Künstler*in | Jungstötter | |
Album | One Star | |
Label | Pias | |
Erscheinungsjahr | 2023 | |
Bewertung | Foto oben: Check Your Head / Clemens Schmiedbauer |
„Oh give me a star / give me / oh give me a star / why don’t you let a star fall down onto me / I’m standing here with my open arms ready to catch it / ready for an embrace / why don’t you give me that star“, singt Fabian Altstötter, der sich den Künstlernamen Jungstötter gegeben hat (weil das womöglich witzig ist), im Titelsong ganz am Ende dieses Albums. Tun wir ihm also den Gefallen: One Star, sein zweites Soloalbum nach Love Is (2019) und der vorherigen Karriere mit Sizarr (2012 bis 2015), bekommt als Bewertung: einen Stern. Einen von fünf. Nicht nur, weil das womöglich witzig ist, sondern auch, weil der Song so klingt wie die gesamte Platte: Das will alles ungeheuer intensiv sein, ist stattdessen aber bloß ereignislos.
Schon nach den ersten zwei Tracks ist klar, was das Problem bei Jungstötter ist: Der Opener Know ist nicht so sehr ein (komponierter) Song, sondern mindestens genauso sehr eine (gestaltete) Klangwelt. Das folgende Sensation ist sagenhaft blasiert, selbstverliebt und anstrengend. Der 1991 in der Pfalz geborene Musiker, der auch eine Weile in Leipzig gelebt hat, klingt auf One Star durchweg maximal künstlich, aber nie nach großer Kunst, seine Musik ist bewusst abgehoben, aber nie ausreichend besonders.
Alles in Nothing Is Holy schreit „verwöhntes Einzelkind“, „Musikunterricht“ und „Privatschule“ (ohne dass ich eine Ahnung hätte, wie weit das der tatsächlichen Biographie von Fabian Altstötter entspricht) es klingt nach einer Plattensammlung voller Operetten zuhause, die die Mama (oder Nanny) immer so gerne gehört hat, wenn sie den vierten Sherry (oder Wodka) des Tages intus hatte. Lieder wie Air würden Hurts vielleicht machen, wenn sie nicht mehr osteuropäische Mädchenherzen, sondern das Feuilleton erobern wöllten.

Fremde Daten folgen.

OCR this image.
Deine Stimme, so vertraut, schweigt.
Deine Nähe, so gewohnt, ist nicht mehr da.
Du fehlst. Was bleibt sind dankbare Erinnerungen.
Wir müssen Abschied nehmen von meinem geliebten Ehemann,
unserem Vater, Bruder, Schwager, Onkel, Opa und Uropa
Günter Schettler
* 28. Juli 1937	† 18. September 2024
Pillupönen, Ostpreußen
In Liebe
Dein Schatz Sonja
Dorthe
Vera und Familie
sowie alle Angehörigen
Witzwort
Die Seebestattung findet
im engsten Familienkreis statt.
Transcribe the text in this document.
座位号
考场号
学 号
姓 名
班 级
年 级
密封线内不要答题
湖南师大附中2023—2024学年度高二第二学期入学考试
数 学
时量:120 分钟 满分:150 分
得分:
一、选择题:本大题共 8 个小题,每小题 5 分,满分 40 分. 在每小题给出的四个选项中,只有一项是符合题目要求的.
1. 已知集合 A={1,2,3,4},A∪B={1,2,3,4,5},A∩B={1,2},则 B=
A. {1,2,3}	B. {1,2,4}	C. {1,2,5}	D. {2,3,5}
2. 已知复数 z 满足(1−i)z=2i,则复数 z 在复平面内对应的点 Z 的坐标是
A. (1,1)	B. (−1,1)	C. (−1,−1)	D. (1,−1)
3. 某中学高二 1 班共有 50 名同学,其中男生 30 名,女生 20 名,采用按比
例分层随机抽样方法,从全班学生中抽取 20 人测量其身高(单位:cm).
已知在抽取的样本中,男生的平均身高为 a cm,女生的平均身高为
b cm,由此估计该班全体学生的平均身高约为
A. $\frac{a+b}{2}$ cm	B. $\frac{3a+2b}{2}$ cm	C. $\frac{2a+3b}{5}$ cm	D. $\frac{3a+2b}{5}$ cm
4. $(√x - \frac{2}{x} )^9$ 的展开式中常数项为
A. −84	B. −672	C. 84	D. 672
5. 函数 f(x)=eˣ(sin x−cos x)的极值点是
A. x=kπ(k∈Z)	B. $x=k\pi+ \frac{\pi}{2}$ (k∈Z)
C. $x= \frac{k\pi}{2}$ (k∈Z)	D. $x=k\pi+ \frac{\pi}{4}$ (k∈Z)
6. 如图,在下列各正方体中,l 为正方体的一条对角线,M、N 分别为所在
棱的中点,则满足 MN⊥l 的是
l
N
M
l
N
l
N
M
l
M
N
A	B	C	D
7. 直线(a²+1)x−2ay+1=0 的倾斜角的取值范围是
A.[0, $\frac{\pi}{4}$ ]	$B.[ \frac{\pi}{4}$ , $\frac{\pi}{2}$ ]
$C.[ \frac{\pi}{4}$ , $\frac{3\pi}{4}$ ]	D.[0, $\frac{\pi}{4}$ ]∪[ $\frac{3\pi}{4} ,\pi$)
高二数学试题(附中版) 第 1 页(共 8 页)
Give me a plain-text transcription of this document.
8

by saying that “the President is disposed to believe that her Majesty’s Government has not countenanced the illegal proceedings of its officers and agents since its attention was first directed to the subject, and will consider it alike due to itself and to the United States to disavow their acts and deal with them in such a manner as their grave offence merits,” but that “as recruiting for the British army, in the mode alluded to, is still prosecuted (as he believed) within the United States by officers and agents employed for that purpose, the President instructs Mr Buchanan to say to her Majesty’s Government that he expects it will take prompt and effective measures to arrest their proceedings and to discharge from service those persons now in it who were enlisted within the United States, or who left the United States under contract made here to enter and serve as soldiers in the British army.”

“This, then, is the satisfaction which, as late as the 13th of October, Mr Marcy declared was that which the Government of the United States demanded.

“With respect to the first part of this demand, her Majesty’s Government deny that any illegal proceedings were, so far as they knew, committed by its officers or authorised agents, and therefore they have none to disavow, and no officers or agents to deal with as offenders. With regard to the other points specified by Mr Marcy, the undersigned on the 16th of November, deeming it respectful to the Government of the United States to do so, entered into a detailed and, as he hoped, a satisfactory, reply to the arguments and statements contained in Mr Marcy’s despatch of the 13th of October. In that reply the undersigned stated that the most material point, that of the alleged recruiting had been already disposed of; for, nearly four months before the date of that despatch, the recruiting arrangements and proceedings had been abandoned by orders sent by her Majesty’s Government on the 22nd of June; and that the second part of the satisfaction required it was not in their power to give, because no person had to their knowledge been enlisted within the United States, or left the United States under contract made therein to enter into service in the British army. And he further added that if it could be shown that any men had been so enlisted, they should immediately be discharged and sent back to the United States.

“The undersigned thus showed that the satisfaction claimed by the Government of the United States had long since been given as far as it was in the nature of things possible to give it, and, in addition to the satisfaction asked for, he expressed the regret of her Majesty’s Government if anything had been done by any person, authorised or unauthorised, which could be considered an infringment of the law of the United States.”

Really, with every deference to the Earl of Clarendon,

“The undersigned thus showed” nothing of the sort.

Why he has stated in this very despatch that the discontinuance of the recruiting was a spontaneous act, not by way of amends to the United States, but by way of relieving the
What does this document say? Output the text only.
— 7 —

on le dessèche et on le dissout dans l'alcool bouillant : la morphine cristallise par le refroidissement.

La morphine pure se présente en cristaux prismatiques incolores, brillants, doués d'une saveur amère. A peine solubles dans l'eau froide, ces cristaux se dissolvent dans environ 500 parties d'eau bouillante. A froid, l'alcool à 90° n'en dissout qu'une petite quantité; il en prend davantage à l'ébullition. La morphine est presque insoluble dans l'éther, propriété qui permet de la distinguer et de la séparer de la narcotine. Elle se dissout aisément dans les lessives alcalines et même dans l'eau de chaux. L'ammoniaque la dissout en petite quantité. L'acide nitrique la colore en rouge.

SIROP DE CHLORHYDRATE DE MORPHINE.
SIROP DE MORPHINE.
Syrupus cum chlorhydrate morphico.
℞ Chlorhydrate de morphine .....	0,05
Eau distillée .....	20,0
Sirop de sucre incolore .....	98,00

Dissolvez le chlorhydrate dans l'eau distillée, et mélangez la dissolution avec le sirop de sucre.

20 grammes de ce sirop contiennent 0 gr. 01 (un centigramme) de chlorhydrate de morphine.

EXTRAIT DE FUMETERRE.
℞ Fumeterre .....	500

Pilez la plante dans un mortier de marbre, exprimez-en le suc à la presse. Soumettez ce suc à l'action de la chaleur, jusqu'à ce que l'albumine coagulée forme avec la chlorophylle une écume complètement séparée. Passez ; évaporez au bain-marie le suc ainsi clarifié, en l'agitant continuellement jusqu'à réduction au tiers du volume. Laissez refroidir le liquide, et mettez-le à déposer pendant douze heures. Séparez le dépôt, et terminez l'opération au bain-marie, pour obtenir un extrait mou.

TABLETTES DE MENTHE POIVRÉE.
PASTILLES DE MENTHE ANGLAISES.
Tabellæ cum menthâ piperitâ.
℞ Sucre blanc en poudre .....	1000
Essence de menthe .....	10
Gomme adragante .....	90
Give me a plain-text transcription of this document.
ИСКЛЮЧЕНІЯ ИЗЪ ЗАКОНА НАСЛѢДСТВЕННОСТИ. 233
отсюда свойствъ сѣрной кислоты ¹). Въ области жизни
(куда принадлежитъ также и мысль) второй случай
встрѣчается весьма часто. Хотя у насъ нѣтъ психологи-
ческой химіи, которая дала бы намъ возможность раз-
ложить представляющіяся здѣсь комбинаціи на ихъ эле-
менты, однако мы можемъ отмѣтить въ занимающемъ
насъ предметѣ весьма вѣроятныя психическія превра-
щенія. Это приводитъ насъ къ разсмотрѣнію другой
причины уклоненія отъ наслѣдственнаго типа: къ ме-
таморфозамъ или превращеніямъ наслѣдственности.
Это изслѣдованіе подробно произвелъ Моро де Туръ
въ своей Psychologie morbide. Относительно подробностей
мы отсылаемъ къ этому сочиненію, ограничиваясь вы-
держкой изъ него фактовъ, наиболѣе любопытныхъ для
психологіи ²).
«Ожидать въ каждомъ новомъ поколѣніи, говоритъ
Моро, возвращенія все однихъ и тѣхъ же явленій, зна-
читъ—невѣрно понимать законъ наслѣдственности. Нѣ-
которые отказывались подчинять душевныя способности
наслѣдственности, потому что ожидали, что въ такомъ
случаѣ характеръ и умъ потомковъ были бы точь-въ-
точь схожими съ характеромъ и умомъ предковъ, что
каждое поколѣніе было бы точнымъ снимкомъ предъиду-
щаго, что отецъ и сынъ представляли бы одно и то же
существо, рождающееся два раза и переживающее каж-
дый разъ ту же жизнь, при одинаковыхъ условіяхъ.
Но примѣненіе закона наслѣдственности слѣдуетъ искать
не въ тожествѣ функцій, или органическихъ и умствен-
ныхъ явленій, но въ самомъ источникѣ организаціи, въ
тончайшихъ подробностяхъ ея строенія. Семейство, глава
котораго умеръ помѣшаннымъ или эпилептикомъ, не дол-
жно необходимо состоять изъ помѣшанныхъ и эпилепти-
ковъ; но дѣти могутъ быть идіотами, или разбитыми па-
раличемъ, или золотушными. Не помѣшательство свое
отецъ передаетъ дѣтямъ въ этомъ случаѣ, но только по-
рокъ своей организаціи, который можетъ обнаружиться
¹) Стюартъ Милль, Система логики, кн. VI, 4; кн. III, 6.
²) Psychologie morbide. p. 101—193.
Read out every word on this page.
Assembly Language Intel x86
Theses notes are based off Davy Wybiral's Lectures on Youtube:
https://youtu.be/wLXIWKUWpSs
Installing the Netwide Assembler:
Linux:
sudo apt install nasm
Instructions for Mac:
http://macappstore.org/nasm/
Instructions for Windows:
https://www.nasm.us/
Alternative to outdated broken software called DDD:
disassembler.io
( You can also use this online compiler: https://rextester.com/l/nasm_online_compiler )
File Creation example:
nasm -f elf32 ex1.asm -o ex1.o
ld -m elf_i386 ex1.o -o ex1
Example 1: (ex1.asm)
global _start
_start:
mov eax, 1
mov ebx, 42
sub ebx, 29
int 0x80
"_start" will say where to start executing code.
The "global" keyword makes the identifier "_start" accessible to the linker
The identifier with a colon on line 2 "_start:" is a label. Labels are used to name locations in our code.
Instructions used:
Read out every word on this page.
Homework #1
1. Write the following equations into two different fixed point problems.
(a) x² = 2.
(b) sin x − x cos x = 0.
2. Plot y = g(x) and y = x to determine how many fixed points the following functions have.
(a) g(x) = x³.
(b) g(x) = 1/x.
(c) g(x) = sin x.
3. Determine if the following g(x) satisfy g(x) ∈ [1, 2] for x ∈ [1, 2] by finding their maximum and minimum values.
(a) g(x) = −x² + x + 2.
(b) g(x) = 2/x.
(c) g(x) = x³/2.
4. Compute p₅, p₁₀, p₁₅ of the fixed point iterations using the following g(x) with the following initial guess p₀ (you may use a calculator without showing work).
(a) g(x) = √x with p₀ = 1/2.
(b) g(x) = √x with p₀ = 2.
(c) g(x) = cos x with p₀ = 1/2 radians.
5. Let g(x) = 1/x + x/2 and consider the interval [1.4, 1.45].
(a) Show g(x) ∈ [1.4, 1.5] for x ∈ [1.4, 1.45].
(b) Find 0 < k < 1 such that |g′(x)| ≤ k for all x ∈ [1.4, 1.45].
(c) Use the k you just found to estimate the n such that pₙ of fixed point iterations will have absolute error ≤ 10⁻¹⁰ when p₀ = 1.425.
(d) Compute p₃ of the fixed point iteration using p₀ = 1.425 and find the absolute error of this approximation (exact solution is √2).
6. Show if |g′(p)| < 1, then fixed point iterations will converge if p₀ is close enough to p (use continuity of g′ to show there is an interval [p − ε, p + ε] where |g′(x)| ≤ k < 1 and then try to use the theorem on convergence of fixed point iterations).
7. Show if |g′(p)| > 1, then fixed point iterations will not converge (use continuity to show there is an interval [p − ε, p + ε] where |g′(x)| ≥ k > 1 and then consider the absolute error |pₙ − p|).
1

You (Everywhere), womöglich seiner Partnerin Anja Plaschg (alias Soap&Skin) gewidmet, für die er 2019 aus Berlin nach Wien gezogen ist, erweist sich als Liebeserklärung, die elaboriert klingt statt hingebungsvoll, also letztlich unglaubwürdig. Burdens wirkt wie Radiohead im Random-Modus. My Fear Is But A Looting setzt weitgehend bloß auf die Begleitung einer akustischen Gitarre: Wenn Jungstötter das tatsächlich mal an einem Lagerfeuer singen sollte, würden (bei einem intakten Freundeskreis) innerhalb kürzester Zeit entweder seine Gitarre im Feuer oder eine Bierdusche auf seinem Kopf landen.
Dabei ist nicht alles auf One Star katastrophal, immerhin gibt es ja nicht null Sterne. Etwa die verfremdete zweite Stimme in Nothing Is Holy ist eine gute Idee, Thrashers Swath erzeugt durch das Repetitive der Klaviermelodie eine sehr dichte Atmosphäre, Ribbons legt etwas mehr Betonung auf den Rhythmus und wird dadurch muskulöser, auch die schöne Streicherfigur darin gefällt. Ein paar Mal kann man auch deshalb den Eindruck haben, Fabian Altstötter sollte vielleicht eher als Toningenieur tätig sein denn als Songwriter und Interpret. Denn seine Stimme ist nicht so reizvoll wie er denkt, seine Texte sind nicht so poetisch und seine Songs nicht so gut.